Essa era a minha vida. Uma sucessão de pequenas e grandes injustiças, de ser constantemente desacreditada e posta de lado. A morte de Pedro foi apenas o ápice, a prova final de que meu valor naquela família era zero.
"Eu não vou me meter", sussurrei para mim mesma, a voz rouca. "Eu não vou. Eu não vou. Eu não vou."

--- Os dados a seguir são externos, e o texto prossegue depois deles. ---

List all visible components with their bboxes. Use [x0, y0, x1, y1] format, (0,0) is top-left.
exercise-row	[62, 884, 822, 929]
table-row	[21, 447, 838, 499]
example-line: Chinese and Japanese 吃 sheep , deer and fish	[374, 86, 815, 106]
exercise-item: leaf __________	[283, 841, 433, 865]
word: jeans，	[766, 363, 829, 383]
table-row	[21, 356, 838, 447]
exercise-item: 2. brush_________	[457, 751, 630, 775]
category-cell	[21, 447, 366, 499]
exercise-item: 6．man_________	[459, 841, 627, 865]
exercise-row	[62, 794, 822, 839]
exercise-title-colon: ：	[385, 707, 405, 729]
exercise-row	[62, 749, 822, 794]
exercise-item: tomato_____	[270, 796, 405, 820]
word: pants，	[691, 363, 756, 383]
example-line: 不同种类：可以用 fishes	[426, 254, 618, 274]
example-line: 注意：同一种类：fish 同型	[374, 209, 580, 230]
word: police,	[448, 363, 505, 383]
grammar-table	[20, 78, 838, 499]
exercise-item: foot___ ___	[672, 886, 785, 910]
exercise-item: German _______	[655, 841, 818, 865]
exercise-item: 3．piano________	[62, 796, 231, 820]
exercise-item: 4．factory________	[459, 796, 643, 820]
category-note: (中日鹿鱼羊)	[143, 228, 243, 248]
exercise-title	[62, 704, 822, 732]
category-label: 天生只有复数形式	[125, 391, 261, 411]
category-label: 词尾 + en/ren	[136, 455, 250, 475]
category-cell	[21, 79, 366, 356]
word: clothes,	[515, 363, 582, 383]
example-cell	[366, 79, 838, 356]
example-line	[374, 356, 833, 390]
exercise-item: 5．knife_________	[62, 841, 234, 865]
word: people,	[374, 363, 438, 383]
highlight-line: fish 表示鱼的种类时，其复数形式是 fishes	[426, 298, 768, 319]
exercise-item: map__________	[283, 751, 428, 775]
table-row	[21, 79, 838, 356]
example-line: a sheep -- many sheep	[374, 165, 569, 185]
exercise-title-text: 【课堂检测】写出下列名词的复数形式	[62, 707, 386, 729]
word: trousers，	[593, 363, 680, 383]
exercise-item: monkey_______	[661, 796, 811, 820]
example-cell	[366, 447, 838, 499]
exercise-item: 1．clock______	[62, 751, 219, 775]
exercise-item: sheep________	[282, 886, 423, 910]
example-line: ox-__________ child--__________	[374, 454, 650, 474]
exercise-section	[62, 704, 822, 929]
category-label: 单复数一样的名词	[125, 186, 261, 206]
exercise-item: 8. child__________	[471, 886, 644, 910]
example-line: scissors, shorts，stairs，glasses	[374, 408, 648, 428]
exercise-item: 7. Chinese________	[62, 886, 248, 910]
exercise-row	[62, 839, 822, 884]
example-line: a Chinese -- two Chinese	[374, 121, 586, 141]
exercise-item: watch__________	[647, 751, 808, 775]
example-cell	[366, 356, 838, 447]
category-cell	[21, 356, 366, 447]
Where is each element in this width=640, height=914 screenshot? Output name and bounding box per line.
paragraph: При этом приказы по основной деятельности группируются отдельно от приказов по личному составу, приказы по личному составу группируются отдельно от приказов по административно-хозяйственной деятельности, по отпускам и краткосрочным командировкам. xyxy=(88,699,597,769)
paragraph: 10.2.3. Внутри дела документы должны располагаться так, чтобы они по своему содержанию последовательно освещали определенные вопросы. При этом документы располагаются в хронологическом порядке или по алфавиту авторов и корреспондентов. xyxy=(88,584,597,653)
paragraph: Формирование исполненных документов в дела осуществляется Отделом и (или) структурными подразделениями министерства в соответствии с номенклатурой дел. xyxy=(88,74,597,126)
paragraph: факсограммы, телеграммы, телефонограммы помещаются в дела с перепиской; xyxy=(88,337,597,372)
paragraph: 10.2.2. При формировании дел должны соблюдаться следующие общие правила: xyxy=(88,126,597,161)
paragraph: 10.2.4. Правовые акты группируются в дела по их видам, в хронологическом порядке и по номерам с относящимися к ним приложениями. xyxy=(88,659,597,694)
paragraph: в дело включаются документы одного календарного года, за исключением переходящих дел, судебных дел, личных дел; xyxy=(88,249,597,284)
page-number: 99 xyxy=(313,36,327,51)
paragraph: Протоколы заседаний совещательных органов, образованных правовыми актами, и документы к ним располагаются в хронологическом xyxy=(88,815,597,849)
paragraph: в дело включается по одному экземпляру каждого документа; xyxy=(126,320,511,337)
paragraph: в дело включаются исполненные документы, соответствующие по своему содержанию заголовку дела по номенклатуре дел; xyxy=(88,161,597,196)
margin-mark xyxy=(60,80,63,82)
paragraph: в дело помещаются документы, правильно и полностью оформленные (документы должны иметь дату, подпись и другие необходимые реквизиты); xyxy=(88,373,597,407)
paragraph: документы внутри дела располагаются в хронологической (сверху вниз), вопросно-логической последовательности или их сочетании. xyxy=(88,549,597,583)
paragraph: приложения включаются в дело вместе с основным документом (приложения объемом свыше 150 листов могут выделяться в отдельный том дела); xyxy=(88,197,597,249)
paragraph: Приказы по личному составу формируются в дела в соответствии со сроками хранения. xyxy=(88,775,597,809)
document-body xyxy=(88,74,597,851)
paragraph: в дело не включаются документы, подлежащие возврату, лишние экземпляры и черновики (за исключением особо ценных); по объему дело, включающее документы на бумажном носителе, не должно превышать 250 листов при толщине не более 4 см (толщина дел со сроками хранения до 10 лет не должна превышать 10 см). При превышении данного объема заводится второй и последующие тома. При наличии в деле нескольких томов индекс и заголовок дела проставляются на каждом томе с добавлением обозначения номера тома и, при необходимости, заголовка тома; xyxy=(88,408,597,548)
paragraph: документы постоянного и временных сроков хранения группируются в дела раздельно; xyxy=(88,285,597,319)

Repeti a frase como um mantra, tentando gravá-la no meu cérebro, no meu coração. A dor de ser culpada pela morte do meu irmão era um fardo pesado demais para carregar duas vezes. Se o destino quisesse que ele morresse hoje, então que assim fosse. Mas eu não seria a mensageira. Eu não seria a culpada.
Depois de um tempo que pareceu uma eternidade, a tremedeira diminuiu. Eu me levantei, limpei o rosto e decidi voltar para casa. Era o único lugar para onde eu podia ir.
Quando abri a porta do apartamento, a primeira pessoa que vi foi Sofia, sentada no sofá da sala, lixando as unhas com uma expressão entediada. Ela me olhou de cima a baixo, um sorriso sutil e maldoso no rosto.
"Olha só quem apareceu. Pensei que você estivesse no protesto com o Pedro. A mamãe vai ficar uma fera se souber que você deixou ele ir sozinho."
A voz dela era melosa, mas as palavras eram afiadas.
Ignorei-a e fui direto para o meu quarto.
"O que deu em você, Maria? Parece que viu um fantasma."
Fechei a porta atrás de mim, bloqueando a voz dela. Deitei na cama e fechei os olhos, o coração ainda pesado. Eu tinha feito a minha escolha. Agora, só me restava esperar o inevitável acontecer.
E a acusação já havia começado.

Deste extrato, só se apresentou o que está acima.